Roughly five per cent of Sawatzki’s animals tested positive for Covid-19 – a figure that she says is comparable to findings from elsewhere in the world. However, while this work is important, she believes that monitoring wild animal populations is far more important in terms of preventing problematic spillback events, pointing out that if pets or farm animals become infected, it is relatively straightforward to prevent ongoing transmission of a mutated virus.

“I'm not terribly worried about pets causing an ongoing pandemic, because they tend to stay in the home,” she says. “My bigger concern is that if Sars-CoV-2 is able to spill over into wildlife, and then continue with onward transmission within that species, then that's something that we can't control in the same way as your household dogs.”

As a result, Sawatzki is leading a separate initiative, working with 22 wildlife rehabilitation facilities across the US, which take in injured animals, and then release them back into the wild. So far they have screened 673 wild animals, to see whether workers at the facilities have infected them with Covid-19. “All have been negative so far, but if we do find any positive tests, we would immediately report them to state and federal officials,” she says.

Finding wild animals most at risk of contracting Covid-19 and passing variants of it back onto humans may sound like a hunt for a proverbial needle in a haystack, but sophisticated artificial intelligence tools are already providing scientists like Fagre and Sawatzki with some vital assistance. Earlier this year Barbara Han, a disease ecologist at New York’s Cary Institute of Ecosystem Studies, created a computer model which predicted the likelihood that different species can harbour Sars-CoV-2, and transmit it effectively between them. While ACE2 – the receptor which the virus uses to get into our cells – is found throughout the animal kingdom, it binds to this receptor more strongly in some animals than others.

“For the host to be infected and then capable of transmitting it, the virus has to get into the cell, replicate, and then all the new viruses leave the cell,” Han says. “But none of these things will happen unless there’s a strong bond, which depends on the structure of ACE2, which varies from one species to the next. So we created this model where we computed how strong a bond we expected to be produced, depending on what ACE2 looks like in all these different species. This allowed us to predict whether they are likely to produce an infection which could ultimately be consequential to humans.”

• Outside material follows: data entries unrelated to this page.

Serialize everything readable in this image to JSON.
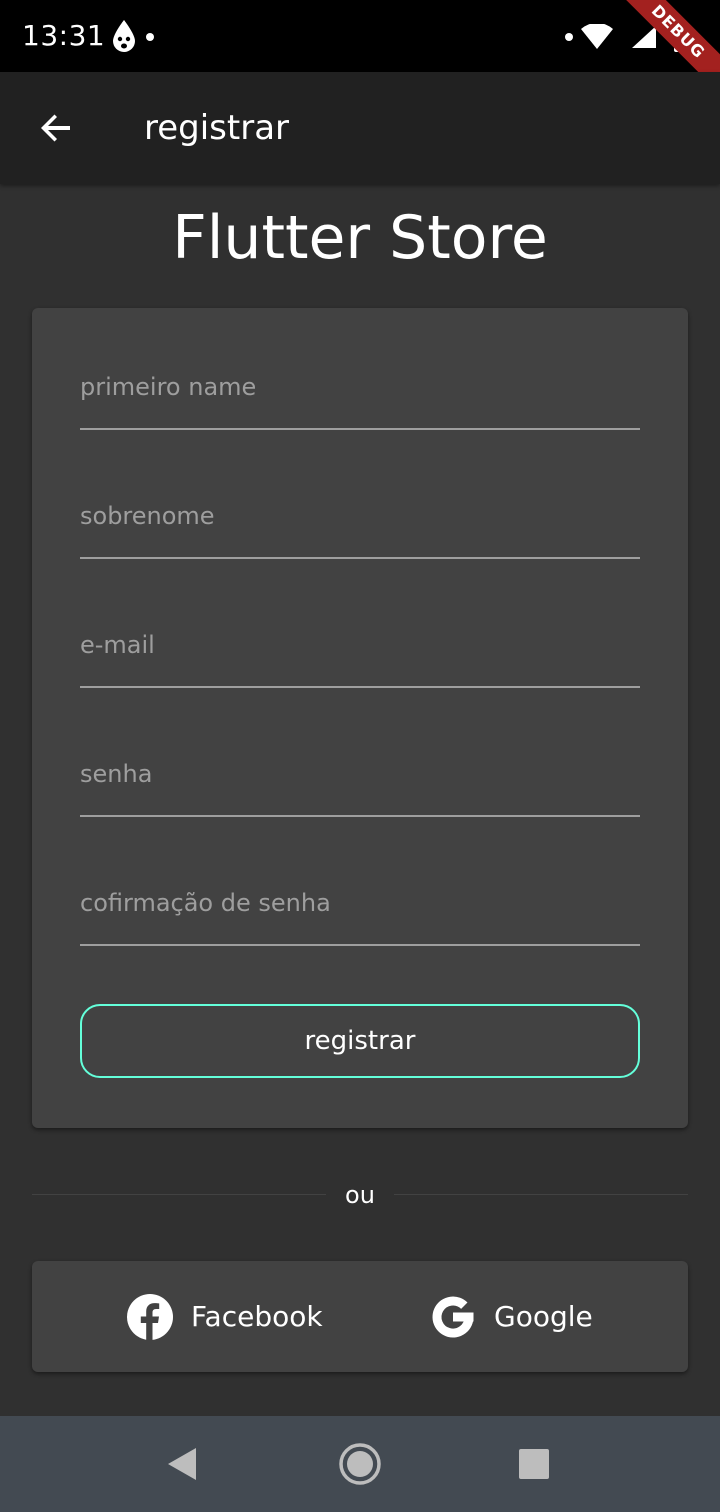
{
  "status_bar": {
    "time": "13:31",
    "debug_label": "DEBUG"
  },
  "app_bar": {
    "title": "registrar",
    "back_icon": "arrow-left-icon"
  },
  "page": {
    "title": "Flutter Store"
  },
  "form": {
    "fields": [
      {
        "placeholder": "primeiro name",
        "value": ""
      },
      {
        "placeholder": "sobrenome",
        "value": ""
      },
      {
        "placeholder": "e-mail",
        "value": ""
      },
      {
        "placeholder": "senha",
        "value": ""
      },
      {
        "placeholder": "cofirmação de senha",
        "value": ""
      }
    ],
    "submit_label": "registrar"
  },
  "divider": {
    "text": "ou"
  },
  "social": {
    "facebook_label": "Facebook",
    "google_label": "Google"
  },
  "colors": {
    "background": "#303030",
    "app_bar": "#212121",
    "card": "#424242",
    "accent": "#64ffda",
    "placeholder": "#9e9e9e",
    "nav_bar": "#434a52",
    "debug_banner": "#a3211f"
  }
}
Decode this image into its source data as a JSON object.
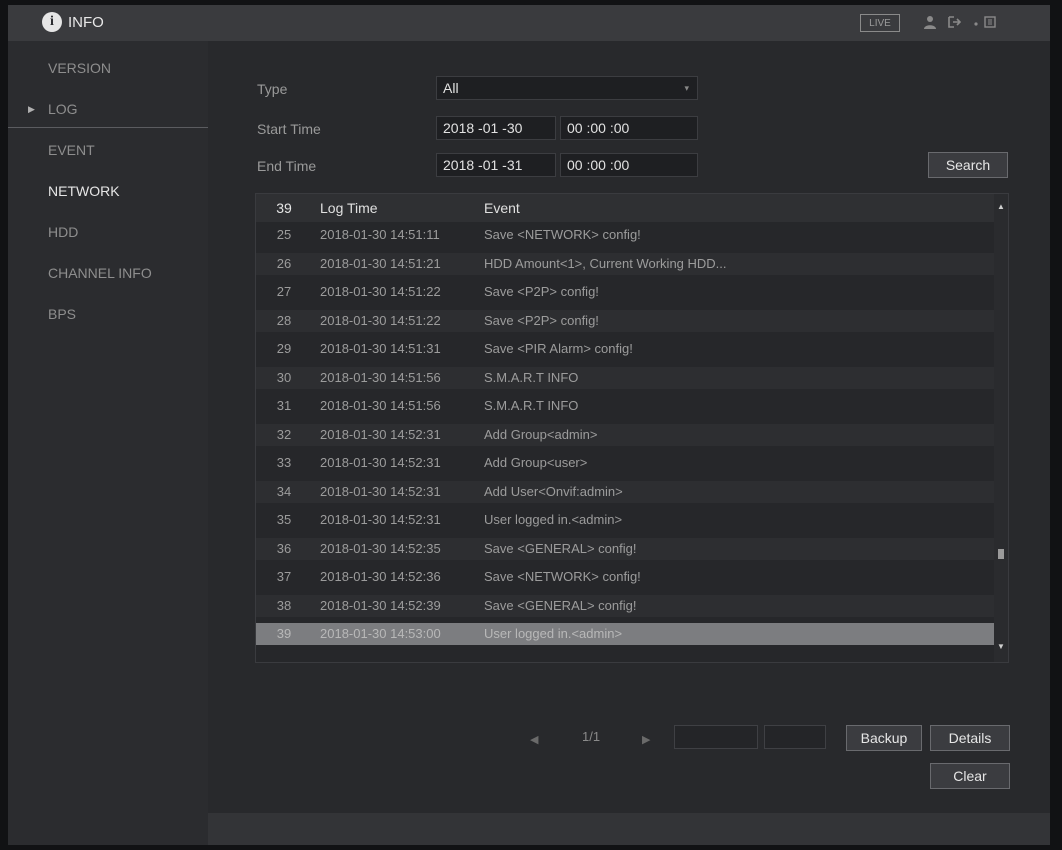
{
  "header": {
    "title": "INFO",
    "live_label": "LIVE"
  },
  "sidebar": {
    "items": [
      {
        "label": "VERSION"
      },
      {
        "label": "LOG"
      },
      {
        "label": "EVENT"
      },
      {
        "label": "NETWORK"
      },
      {
        "label": "HDD"
      },
      {
        "label": "CHANNEL INFO"
      },
      {
        "label": "BPS"
      }
    ]
  },
  "filter": {
    "type_label": "Type",
    "type_value": "All",
    "start_label": "Start Time",
    "start_date": "2018 -01 -30",
    "start_time": "00 :00 :00",
    "end_label": "End Time",
    "end_date": "2018 -01 -31",
    "end_time": "00 :00 :00",
    "search_label": "Search"
  },
  "log_table": {
    "count": "39",
    "col_time": "Log Time",
    "col_event": "Event",
    "rows": [
      {
        "no": "25",
        "time": "2018-01-30 14:51:11",
        "event": "Save <NETWORK> config!"
      },
      {
        "no": "26",
        "time": "2018-01-30 14:51:21",
        "event": "HDD Amount<1>, Current Working HDD..."
      },
      {
        "no": "27",
        "time": "2018-01-30 14:51:22",
        "event": "Save <P2P> config!"
      },
      {
        "no": "28",
        "time": "2018-01-30 14:51:22",
        "event": "Save <P2P> config!"
      },
      {
        "no": "29",
        "time": "2018-01-30 14:51:31",
        "event": "Save <PIR Alarm> config!"
      },
      {
        "no": "30",
        "time": "2018-01-30 14:51:56",
        "event": "S.M.A.R.T INFO"
      },
      {
        "no": "31",
        "time": "2018-01-30 14:51:56",
        "event": "S.M.A.R.T INFO"
      },
      {
        "no": "32",
        "time": "2018-01-30 14:52:31",
        "event": "Add Group<admin>"
      },
      {
        "no": "33",
        "time": "2018-01-30 14:52:31",
        "event": "Add Group<user>"
      },
      {
        "no": "34",
        "time": "2018-01-30 14:52:31",
        "event": "Add User<Onvif:admin>"
      },
      {
        "no": "35",
        "time": "2018-01-30 14:52:31",
        "event": "User logged in.<admin>"
      },
      {
        "no": "36",
        "time": "2018-01-30 14:52:35",
        "event": "Save <GENERAL> config!"
      },
      {
        "no": "37",
        "time": "2018-01-30 14:52:36",
        "event": "Save <NETWORK> config!"
      },
      {
        "no": "38",
        "time": "2018-01-30 14:52:39",
        "event": "Save <GENERAL> config!"
      },
      {
        "no": "39",
        "time": "2018-01-30 14:53:00",
        "event": "User logged in.<admin>"
      }
    ]
  },
  "pager": {
    "page": "1/1"
  },
  "actions": {
    "backup_label": "Backup",
    "details_label": "Details",
    "clear_label": "Clear"
  }
}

Out of 299 vertebrates, Han and her colleagues identified a number of creatures that appear to be particularly susceptible to becoming infected with Sars-CoV-2 and then transmitting it. This list included mink, raccoon dogs, tree shrews and creatures which often live in relatively close contact to humans such as deer mice and red foxes. Han says that the United States Geological Survey is now conducting a surveillance program, sampling and testing animals which rank highly in terms of susceptibility to Sars-CoV-2.

Han believes that artificial intelligence will only become more important when it comes to containing spillback and assigning risk to different animal populations. “This kind of computer modelling can really add value in terms of helping us get in front of the next spillover event,” she says. “In the future, there could even be ways to predict exactly how the virus is likely to evolve in animal populations, taking into account the molecular structure of their cells. That’s not quite there yet right now, but it’s possible.”